Я просто заменил бы и. Это станет чем-то вроде:

a=123;b=456;c=ok

Итак, теперь вам нужно просто оценить и прочитать ваши вары:

eval `echo "${QUERY_STRING}"|tr '&' ';'`
echo $a
echo $b
echo $c

Ответ 9

Хотя принятый ответ, пожалуй, самый красивый, могут быть случаи, когда безопасность очень важна, и она также должна быть хорошо видна из вашего сценария.

В таком случае, во-первых, я бы не стал использовать bash для этой задачи, но если это нужно сделать по какой-то причине, может быть, лучше избегать этих новых возможностей массива - словаря, потому что вы не можете быть уверены, насколько точно они сбежали.

В этом случае старые добрые примитивные решения могут работать:

QS="${QUERY_STRING}"
while [ "${QS}" != "" ]
do
  nameval="${QS%%&*}"
  QS="${QS#$nameval}"
  QS="${QS#&}"
  name="${nameval%%=*}"
  val="${nameval#$name}"
  val="${nameval#=}"

  # and here we have $name and $val as names and values

  # ...

done

Это перебирает пары имя-значение в QUERY_STRING, и нет способа обойти его любой хитрой escape-последовательностью - " - очень сильная вещь в bash, за исключением подстановки имени одной переменной, который полностью контролируется нами, ничего нельзя обмануть.

Кроме того, вы можете добавить свой собственный код обработки в "# ...". Это позволяет вам разрешить только свой собственный, четко определенный (и, в идеале, короткий) список разрешенных имен переменных. Само собой разумеется, LD_PRELOAD не должен быть одним из них. ;-)

Кроме того, никакая переменная не будет экспортирована, и будут использоваться исключительно QS, nameval, name и val.

Ответ 10

Чтобы обновить эту версию, если у вас есть последняя версия Bash, вы можете добиться этого с помощью регулярных выражений:

q="$QUERY_STRING"
re1='^(\w+=\w+)&?'
re2='^(\w+)=(\w+)$'
declare -A params
while [[ $q =~ $re1 ]]; do
  q=${q##*${BASH_REMATCH[0]}}       
  [[ ${BASH_REMATCH[1]} =~ $re2 ]] && params+=([${BASH_REMATCH[1]}]=${BASH_REMATCH[2]})
done

Если вы не хотите использовать ассоциативные массивы, просто измените предпоследнюю строку, чтобы сделать то, что вы хотите. Для каждой итерации цикла параметр находится в ${BASH_REMATCH[1]}, а его значение находится в ${BASH_REMATCH[2]}.

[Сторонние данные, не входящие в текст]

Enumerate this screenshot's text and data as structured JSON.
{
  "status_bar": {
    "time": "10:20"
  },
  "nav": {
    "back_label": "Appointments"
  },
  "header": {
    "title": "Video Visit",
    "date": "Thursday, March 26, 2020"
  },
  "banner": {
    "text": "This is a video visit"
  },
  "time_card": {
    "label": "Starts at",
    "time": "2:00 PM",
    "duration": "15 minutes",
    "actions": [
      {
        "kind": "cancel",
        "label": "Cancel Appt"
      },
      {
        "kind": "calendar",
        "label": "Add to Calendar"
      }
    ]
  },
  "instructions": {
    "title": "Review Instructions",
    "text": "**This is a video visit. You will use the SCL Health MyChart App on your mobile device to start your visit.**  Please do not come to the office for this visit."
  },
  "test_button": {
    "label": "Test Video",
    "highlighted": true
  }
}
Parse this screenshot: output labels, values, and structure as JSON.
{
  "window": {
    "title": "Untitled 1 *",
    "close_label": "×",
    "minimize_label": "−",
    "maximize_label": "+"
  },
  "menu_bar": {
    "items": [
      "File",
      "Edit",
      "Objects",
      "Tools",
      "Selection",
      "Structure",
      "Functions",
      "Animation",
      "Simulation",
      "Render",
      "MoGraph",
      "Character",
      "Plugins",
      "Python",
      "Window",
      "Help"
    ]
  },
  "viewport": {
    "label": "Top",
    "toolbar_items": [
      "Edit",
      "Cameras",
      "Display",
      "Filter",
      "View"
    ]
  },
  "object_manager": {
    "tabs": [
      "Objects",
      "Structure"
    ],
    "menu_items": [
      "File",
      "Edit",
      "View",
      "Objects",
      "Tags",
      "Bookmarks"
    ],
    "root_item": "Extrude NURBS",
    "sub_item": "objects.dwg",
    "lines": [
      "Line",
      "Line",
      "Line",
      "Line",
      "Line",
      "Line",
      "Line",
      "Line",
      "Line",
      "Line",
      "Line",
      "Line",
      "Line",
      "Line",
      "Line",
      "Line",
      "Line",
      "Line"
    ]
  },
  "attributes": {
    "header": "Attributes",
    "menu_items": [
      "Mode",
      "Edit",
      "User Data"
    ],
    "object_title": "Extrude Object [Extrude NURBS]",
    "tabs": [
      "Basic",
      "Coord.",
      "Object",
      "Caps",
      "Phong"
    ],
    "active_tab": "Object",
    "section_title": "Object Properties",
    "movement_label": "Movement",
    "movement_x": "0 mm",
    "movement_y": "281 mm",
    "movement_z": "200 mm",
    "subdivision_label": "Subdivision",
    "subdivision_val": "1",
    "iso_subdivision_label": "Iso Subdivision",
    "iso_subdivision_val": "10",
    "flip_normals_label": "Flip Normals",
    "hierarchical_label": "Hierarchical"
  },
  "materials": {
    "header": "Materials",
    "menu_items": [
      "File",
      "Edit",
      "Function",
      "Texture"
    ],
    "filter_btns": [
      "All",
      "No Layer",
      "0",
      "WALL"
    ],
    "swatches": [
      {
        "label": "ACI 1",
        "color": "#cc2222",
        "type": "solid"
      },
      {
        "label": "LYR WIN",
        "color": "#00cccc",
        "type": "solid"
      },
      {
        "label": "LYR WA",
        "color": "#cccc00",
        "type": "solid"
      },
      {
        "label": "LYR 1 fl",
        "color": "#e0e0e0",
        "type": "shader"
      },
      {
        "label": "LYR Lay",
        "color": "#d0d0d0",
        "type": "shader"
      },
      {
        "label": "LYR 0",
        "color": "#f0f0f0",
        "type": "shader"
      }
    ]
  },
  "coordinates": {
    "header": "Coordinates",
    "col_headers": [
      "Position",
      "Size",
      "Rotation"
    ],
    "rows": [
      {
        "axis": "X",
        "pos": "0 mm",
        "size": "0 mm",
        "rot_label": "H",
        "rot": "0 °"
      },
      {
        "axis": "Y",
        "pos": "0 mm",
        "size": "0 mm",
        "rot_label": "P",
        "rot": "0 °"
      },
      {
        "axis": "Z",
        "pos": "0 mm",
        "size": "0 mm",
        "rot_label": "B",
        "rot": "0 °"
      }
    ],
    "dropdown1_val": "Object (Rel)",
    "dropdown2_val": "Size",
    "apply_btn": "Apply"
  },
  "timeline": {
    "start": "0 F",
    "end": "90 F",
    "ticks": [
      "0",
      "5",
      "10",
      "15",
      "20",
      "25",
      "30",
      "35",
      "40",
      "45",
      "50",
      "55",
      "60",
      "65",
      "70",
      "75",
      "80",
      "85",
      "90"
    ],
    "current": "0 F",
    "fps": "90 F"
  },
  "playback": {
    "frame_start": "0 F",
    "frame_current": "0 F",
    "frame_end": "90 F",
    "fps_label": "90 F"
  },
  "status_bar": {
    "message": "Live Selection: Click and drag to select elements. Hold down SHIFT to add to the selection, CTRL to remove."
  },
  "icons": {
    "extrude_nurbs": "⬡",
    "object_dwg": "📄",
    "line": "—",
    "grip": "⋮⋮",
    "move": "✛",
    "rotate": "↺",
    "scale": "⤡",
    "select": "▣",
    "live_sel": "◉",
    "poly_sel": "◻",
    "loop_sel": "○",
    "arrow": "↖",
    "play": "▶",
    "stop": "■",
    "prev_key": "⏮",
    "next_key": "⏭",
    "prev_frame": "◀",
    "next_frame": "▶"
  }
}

Вот то же самое, что и функция в коротком тесте script, который выполняет итерацию по массиву, выводит параметры строки запроса и их значения

#!/bin/bash
QUERY_STRING='foo=hello&bar=there&baz=freddy'

get_query_string() {
  local q="$QUERY_STRING"
  local re1='^(\w+=\w+)&?'
  local re2='^(\w+)=(\w+)$'
  while [[ $q =~ $re1 ]]; do
    q=${q##*${BASH_REMATCH[0]}}
    [[ ${BASH_REMATCH[1]} =~ $re2 ]] && eval "$1+=([${BASH_REMATCH[1]}]=${BASH_REMATCH[2]})"
  done
}

declare -A params
get_query_string params

for k in "${!params[@]}"
do
  v="${params[$k]}"
  echo "$k : $v"
done

Обратите внимание, что параметры заканчиваются в массиве в обратном порядке (это ассоциативно, так что это не имеет значения).

Ответ 11

почему не этот

    $ echo "${QUERY_STRING}"
    name=carlo&last=lanza&city=pfungen-CH
    $ saveIFS=$IFS
    $ IFS='&'
    $ eval $QUERY_STRING
    $ IFS=$saveIFS

теперь у вас есть это

    name = carlo
    last = lanza
    city = pfungen-CH

    $ echo "name is ${name}"
    name is carlo
    $ echo "last is ${last}"
    last is lanza
    $ echo "city is ${city}"
    city is pfungen-CH

Ответ 12

@giacecco

Чтобы включить в регулярное выражение дефис, вы можете изменить две строки как таковые в ответе @starfry.

Измените эти две строки:

  local re1='^(\w+=\w+)&?'
  local re2='^(\w+)=(\w+)$'

На эти две строки:

  local re1='^(\w+=(\w+|-|)+)&?'
  local re2='^(\w+)=((\w+|-|)+)$'

Ответ 13

Для всех тех, кто не мог заставить его работать с опубликованными ответами (как я), этот парень понял это.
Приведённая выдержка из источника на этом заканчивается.